Altogether, we spent nine dollars and ninety-one cents of the money grandpa gave us. Gussie kept the list. That's what the paper and white paint and ribbons for tying back our curtains--oh, yes, and the curtains themselves came to. They are just dotted _Swish_ and we got it at a sale, so it didn't cost us much. Mrs. Grinnell says always watch for sales, 'cause lots of bargains can be picked up that way, and we remembered it this time. We spent the extra nine cents--to make just an even ten dollars--for candy to treat Gussie and Jud, seeing they wouldn't take any money for their work, but they didn't eat it all; so Allee and me had the rest."

"Did you make the curtains yourselves?" asked Cherry, the inquisitive.

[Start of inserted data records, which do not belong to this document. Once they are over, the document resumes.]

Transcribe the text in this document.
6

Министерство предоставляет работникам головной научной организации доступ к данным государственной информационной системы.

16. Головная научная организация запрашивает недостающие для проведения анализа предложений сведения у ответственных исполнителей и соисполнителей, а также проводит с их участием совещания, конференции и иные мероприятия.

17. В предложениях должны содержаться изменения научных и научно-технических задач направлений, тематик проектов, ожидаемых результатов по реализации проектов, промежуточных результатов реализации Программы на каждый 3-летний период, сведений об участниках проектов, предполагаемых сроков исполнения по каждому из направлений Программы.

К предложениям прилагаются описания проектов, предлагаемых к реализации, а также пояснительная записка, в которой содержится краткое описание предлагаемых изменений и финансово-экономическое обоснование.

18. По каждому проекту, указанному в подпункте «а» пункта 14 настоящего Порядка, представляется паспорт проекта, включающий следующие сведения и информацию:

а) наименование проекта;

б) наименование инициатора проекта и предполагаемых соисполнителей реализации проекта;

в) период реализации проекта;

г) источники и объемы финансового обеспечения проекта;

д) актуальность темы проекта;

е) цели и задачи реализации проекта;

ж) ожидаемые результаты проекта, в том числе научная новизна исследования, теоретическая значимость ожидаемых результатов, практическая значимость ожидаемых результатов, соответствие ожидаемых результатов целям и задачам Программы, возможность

"Well, mostly. Gussie cut them for us, and I held them straight in the machine while Allee made the pedal go. The seams ain't _very_ crooked, but sometimes the needle would hit a lump in the pattern and teeter out around it, in spite of all I could do. But the made-up curtains at the store cost lots more than the raw cloth and weren't half so pretty, so Gussie said she'd help us make our own. Didn't we do well?"

"You certainly did," was the unanimous verdict. "The prize is yours."

"And children," said the President impressively, as they still lingered in the quaintly furnished room; "I hope every time you enter this door, the spirit of patriotism, the love of country, will grow stronger and greater in your hearts."

"Yes, grandpa, I guess it will," answered Peace in all seriousness, "'cause we'll always be thinking of the rest of that check money which we've saved from dec'rating our room so's we could buy fire-crackers and rockets for next Fourth of July."